In her new book, “The Right to Sex: Feminism in the Twenty-First Century,” the philosopher Amia Srinivasan, who is quickly becoming one of the most high-profile feminist thinkers in the English-speaking world, describes teaching Oxford students about second-wave anti-porn activism. She assumes her students, for whom porn is ubiquitous, will “find the anti-porn position prudish and passé.” They do not. Rather, they’re in complete agreement with assertions that could come straight from Andrea Dworkin.
“Could it be that pornography doesn’t merely depict the subordination of women, but actually makes it real? I asked. Yes, they said,” writes Srinivasan. She continues, “Does porn bear responsibility for the objectification of women, for the marginalization of women, for sexual violence against women? Yes, they said, yes to all of it.”
Porn, the students say, provides the script for their sex lives, one that leaves them insecure and alienated. A man in Srinivasan’s class was unsure if sex that was “loving and mutual” was even possible. The women wondered if there was a connection between the lack of attention to female pleasure in so much porn and the lack of pleasure in their lives. “The warnings of the anti-porn feminists seem to have been belatedly realized: Sex for my students is what porn says it is,” writes Srinivasan.
Sex positivity — the idea that feminism should privilege sexual pleasure and fight sexual repression — has dominated feminism for most of my life. It was a reaction to puritanical trends in feminism that ignored the reality of women’s desires.
Some second-wave feminists had treated heterosexual sex — as well as remotely kinky queer sex — as inherently degrading, if not counterrevolutionary, which naturally drove many women away from feminism. (In a 1972 Village Voice essay, Karen Durbin described dropping out of the women’s movement in part because she was “hopelessly heterosexual.”) Sex-positive feminism understood the demand for celibacy or political lesbianism as a dead end, and saw sexual fulfillment as part of political liberation.
But sex positivity now seems to be fading from fashion among younger people, failing to speak to their longings and frustrations just as anti-porn feminism failed to speak to those of an earlier generation. It’s no longer radical, or even really necessary, to proclaim that women take pleasure in sex. If anything, taking pleasure in sex seems, to some, vaguely obligatory. In a July BuzzFeed News article headlined, “These Gen Z Women Think Sex Positivity Is Overrated,” one 23-year-old woman said, “It feels like we were tricked into exploiting ourselves.”
I started noticing the turn away from sex positivity a few years ago, when I wrote about a revival of interest in Dworkin’s work. Since then, there have been growing signs of young women rebelling against a culture that prizes erotic license over empathy and responsibility. (A similar reorientation is happening in other realms; generational battles over free speech are often about whether freedom should take precedence over sensitivity.)
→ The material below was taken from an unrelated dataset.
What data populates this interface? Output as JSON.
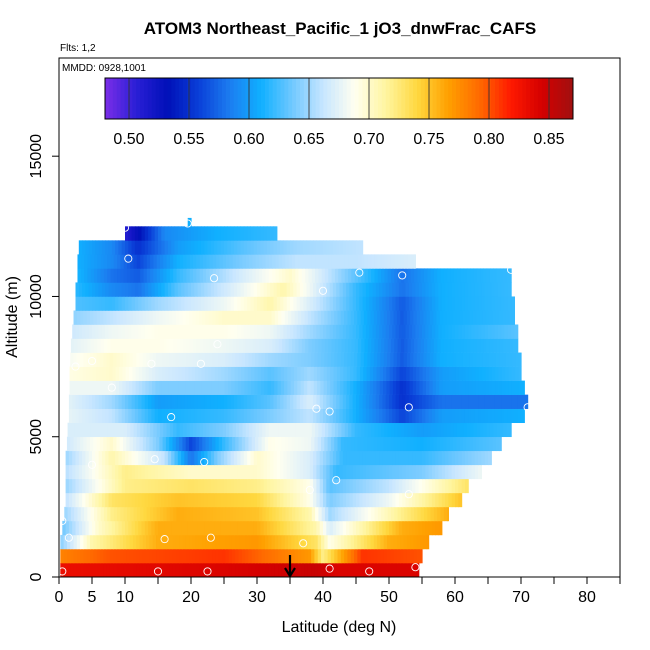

Post #MeToo, feminists have expanded the types of sex that are considered coercive to include not just assault, but situations in which there are significant power differentials. Others are using new terms for what seem like old proclivities. The word “demisexual” refers to those attracted only to people with whom they share an emotional connection. Before the sexual revolution, of course, many people thought that most women were like this. Now an aversion to casual sex has become a bona fide sexual orientation.
In March, Vox’s Rebecca Jennings reported on the spread of the “Cancel Porn” movement on TikTok. “It’s just one facet of a conservatism, for lack of a better term, that’s proliferating on TikTok from rather unlikely sources,” she wrote. “Young, presumably progressive women (for the most part)” who think that what’s sometimes called “choice feminism” caters to “patriarchy and the male gaze.” Jennings quoted the caption to one video: “Liberal feminism telling young girls that hookup culture is liberating, conditioning them to think that if you don’t have extreme kinks at a young age then they’re boring and vanilla, and encouraging them to get into sex work the minute they turn 18.”
Feminism is supposed to ease some of the dissonance between what women want and what they feel they’re supposed to want. Sex-positive feminism was able to do that for women who felt hemmed in by sexual taboos and pressured to deny their own turn-ons. But today it seems less relevant to women who feel brutalized by the expectation that they’ll be open to anything.
It doesn’t have to be this way. In her 1982 essay “Toward a Feminist Sexual Revolution,” Ellen Willis, one of the original sex-positive feminists, decried the way the sexual libertarianism pervasive in the counterculture failed women. She wrote of men who “intensified women’s sexual anxieties by equating repression with the desire for love and commitment, and exalting sex without emotion or attachment as the ideal.”
Somehow, as sex positivity went mainstream and fused with a culture shaped by pornography, attention to emotion got lost. Sex-positive feminism became a cause of some of the same suffering it was meant to remedy. Perhaps now that the old taboos have fallen, we need new ones. Not on sex, but on callousness and cruelty.